Is he that much of an idiot or is he a dupe of Chief K trying to keep the D-64 SRO program alive in whatever way possible?

EDITOR’S NOTE: “Tilted Kilt” Tommy is a nice enough guy, but he fancies himself a politician and is constantly practicing the politician’s trick of being all things to all people. Hence, his quote in the Jun 18, 2018 H-A article: “Let’s just get it right so everyone feels comfortable with an SRO program and that we can all be happy with it.”

So he supports a final keep/kill vote on the SRO program for December 10 but than vigorously defends the program on social media, going so far as proposing D-64 complete the MOU and IGA to benefit D-207 and other public bodies. As we wrote in our 02.02.2018 post: While Ryles and Eggemann were still drinking the SRO Kool-Aid back then, both Sotos and Borrelli were “on their second Big Gulp.”

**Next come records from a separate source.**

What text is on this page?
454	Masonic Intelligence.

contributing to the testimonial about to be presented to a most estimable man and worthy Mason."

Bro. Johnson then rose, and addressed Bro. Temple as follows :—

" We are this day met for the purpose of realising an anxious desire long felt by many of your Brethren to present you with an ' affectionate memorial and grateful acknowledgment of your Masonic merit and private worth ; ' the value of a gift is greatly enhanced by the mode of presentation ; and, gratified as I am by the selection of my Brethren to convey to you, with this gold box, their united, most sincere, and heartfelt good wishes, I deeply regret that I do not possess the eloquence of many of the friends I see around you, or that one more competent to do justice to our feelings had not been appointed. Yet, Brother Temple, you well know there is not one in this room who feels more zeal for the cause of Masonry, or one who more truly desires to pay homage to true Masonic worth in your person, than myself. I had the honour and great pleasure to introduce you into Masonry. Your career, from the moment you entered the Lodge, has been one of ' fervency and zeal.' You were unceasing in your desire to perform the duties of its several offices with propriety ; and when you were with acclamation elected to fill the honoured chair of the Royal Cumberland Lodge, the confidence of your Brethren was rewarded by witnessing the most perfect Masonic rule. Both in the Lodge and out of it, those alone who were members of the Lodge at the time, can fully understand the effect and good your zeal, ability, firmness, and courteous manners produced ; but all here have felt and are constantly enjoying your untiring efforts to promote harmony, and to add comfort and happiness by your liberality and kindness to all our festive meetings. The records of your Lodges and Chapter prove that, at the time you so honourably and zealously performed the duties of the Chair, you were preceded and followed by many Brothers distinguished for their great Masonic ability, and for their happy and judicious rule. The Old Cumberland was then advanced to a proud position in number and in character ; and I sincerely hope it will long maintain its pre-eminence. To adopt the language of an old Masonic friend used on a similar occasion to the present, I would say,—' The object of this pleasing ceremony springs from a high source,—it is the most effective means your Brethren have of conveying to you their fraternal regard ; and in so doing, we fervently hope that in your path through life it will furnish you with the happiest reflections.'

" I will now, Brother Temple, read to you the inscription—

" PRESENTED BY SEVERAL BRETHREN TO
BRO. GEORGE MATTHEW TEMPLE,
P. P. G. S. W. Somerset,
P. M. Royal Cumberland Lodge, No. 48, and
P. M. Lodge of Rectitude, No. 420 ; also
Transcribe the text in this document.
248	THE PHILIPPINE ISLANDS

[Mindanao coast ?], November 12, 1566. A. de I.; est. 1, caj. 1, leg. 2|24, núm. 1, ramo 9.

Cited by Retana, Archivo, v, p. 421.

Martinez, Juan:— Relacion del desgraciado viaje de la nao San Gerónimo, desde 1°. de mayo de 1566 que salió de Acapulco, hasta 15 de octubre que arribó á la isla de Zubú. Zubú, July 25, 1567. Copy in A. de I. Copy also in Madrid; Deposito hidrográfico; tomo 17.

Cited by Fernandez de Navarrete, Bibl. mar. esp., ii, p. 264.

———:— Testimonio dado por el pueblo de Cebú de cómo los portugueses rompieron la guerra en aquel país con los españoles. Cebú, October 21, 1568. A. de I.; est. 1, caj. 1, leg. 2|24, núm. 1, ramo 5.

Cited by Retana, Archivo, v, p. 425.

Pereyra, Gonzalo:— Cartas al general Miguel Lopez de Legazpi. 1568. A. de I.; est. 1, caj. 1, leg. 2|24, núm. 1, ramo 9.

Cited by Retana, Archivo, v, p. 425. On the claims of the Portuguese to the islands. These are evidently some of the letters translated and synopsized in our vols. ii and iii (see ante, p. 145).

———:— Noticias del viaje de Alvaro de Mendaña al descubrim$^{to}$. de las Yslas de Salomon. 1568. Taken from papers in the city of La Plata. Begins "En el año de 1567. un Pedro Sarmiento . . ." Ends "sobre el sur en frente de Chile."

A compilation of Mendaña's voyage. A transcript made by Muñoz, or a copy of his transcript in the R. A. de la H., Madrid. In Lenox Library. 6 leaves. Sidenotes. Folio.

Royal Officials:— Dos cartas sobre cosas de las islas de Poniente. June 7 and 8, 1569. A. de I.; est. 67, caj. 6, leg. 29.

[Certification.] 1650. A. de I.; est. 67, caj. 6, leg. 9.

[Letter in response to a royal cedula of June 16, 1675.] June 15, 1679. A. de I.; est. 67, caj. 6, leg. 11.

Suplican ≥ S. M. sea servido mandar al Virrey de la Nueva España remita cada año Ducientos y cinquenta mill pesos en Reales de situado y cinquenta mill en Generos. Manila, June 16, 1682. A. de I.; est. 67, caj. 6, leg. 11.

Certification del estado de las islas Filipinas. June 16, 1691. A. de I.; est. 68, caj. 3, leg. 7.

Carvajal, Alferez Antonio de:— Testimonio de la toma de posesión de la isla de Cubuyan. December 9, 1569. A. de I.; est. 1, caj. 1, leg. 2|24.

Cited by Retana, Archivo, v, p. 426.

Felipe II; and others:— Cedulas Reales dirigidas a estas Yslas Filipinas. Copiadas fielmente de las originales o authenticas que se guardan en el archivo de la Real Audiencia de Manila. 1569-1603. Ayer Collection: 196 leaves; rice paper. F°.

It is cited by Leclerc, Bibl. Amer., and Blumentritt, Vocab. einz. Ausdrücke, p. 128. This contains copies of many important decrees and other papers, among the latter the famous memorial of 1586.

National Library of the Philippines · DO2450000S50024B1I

The SRO program is Kaminski’s baby brought to D-64 by Ryles. It would have been implemented without an MOU or an IGA had it not been for the vocal residents you identified, the Ekl report and, finally, Biagi, Sanchez and Tiu.

Ryles and Sotos still want it but they have been intimidated for the time being by the vocal residents. You are right to be suspicious of what alternative Kaminski is plotting that can give the program additional political cover.

EDITOR’S NOTE: We’ll see on December 10, but Kaminski is the most skilled politician in Park Ridge, knowing how to play both “good cop” and “bad cop” whenever either is called for.

Keep in mind that Ryles isn’t against the SRO program: He just thinks implementing it has taken too long. We’re not counting his or Sotos’ vote against the SRO program until they are cast and the do-over period expires.